Google cloud storage is mostly compatible with the existing blobstore API. This means you can upload and serve items the exact same way without any change. However, there are some caveats (see below).

To make all uploads for a controller go to cloud storage all you need to do is configure the bucket name:

class Upload(Controller):
    class Meta:
        components = (Upload,)
        cloud_storage_bucket = "my-bucket"

Note

Locally the App Engine SDK will emulate Cloud Storage, but once deployed you must ensure the App Engine Application has access to the given bucket.

Now all files will be stored with a unique name on cloud storage and a blobkey will be generated that points to that cloud storage item.

You can use the download handler as above to serve blobkeys that point to cloud storage objects, however, serving items in this way does not take advantage of the cloud storage CDN or caching and can be very slow for small items such as images. In order to remedy this you should serve the item directly from cloud storage. However, in order to generate a serving URL you have to have to cloud storage object name. Unfortunately, the App Engine blobkey does not provide this information. As such, you must acquire this object name during the upload step.

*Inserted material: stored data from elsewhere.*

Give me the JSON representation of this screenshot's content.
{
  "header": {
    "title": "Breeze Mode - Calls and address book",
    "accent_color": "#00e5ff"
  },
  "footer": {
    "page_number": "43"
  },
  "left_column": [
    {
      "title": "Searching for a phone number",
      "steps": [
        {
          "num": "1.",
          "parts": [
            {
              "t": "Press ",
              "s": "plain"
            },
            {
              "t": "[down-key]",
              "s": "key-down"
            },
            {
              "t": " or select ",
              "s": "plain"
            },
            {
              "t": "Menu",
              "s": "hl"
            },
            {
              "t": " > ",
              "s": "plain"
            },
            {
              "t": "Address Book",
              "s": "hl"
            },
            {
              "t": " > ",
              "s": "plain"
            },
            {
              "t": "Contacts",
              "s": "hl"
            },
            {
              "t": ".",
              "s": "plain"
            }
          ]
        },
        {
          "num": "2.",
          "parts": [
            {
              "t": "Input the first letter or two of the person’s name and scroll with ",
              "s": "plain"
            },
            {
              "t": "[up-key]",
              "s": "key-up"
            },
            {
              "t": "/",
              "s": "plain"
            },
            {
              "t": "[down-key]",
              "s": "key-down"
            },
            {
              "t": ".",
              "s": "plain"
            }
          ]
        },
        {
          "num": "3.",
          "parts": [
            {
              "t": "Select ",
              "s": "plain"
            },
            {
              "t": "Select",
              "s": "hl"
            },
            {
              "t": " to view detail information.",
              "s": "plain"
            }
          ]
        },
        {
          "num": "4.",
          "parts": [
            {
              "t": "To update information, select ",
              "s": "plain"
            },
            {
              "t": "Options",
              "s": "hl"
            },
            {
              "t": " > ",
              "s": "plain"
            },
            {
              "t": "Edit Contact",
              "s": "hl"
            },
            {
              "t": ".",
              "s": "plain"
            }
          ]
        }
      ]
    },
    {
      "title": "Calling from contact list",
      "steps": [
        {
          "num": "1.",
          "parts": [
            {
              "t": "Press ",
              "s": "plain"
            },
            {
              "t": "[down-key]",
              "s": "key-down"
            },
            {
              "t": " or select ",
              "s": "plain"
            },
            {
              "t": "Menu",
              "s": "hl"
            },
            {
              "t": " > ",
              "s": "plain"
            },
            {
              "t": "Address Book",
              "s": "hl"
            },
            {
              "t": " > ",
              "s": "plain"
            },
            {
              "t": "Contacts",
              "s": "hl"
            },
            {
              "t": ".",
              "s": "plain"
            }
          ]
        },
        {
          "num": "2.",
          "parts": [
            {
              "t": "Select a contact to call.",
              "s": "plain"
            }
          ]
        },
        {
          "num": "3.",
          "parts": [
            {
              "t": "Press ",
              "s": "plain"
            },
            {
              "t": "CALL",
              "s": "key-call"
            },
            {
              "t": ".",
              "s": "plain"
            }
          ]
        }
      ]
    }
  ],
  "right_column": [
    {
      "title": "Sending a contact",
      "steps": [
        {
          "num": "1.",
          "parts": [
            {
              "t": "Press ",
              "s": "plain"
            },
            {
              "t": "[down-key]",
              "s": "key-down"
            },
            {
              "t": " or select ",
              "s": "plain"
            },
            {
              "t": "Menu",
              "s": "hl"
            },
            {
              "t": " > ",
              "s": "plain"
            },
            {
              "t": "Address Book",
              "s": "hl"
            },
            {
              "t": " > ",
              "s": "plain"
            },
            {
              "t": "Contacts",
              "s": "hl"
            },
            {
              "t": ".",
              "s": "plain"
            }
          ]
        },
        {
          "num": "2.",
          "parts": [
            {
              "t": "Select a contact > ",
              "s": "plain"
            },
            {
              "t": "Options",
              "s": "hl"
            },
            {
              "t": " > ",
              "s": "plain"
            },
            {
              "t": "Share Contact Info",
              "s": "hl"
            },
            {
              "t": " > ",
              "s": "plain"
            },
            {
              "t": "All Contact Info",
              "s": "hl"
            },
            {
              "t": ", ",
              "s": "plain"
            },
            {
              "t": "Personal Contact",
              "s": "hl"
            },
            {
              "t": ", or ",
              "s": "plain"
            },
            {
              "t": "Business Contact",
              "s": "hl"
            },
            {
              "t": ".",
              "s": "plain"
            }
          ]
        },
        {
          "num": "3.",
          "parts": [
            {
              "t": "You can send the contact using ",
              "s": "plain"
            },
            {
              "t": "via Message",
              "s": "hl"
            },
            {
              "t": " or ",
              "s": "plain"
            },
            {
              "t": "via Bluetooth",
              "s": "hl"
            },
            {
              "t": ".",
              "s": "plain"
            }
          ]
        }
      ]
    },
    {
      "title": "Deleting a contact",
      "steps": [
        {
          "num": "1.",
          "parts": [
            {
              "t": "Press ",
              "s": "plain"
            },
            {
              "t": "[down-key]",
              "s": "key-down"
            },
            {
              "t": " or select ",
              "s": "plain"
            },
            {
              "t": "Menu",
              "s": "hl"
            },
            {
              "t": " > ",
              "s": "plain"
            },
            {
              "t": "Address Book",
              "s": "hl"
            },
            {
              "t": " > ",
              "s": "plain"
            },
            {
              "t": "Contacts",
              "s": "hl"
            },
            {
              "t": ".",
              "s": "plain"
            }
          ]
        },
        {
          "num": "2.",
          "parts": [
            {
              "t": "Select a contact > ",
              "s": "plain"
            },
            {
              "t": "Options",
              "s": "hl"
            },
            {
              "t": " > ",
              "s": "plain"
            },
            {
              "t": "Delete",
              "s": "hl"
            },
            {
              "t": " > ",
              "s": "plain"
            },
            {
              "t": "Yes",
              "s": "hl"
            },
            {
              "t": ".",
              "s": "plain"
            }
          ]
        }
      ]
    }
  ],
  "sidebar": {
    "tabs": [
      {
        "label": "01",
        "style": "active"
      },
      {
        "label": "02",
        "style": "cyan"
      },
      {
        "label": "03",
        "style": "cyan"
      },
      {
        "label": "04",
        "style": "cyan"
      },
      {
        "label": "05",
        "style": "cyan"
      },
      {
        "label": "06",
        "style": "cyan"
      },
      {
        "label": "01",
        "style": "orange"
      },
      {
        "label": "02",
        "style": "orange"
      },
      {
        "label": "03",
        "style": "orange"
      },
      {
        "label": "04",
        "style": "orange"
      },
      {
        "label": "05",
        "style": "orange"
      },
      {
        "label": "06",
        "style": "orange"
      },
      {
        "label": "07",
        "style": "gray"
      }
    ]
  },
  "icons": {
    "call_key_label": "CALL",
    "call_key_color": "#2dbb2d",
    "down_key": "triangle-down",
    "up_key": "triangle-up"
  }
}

If you’re using the easy setup of a Model and Form all you have to do is add a field to the model like such:

class Picture(Model):
    file = ndb.BlobKeyProperty()
    file_cloud_storage = ndb.StringProperty()

The upload component will detect these [field]_cloud_storage properties and ensure that these field are populated with the cloud storage object name.

If you’re doing things manually (as with the API example above) you’ll need to get the object name yourself:

@route
def complete(self):
    uploads = self.components.upload.get_uploads()
    for blobinfo in uploads:
        logging.info(blobinfo.filename)
        logging.info(blobinfo.cloud_storage.gs_object_name)

    return 200

To generate a serving URL:

serving_url = "https://storage.googleapis.com/%s/%s" % (bucket_name, object_name)

Note

These URLs will not work locally as the SDK does not actually upload anything to cloud storage.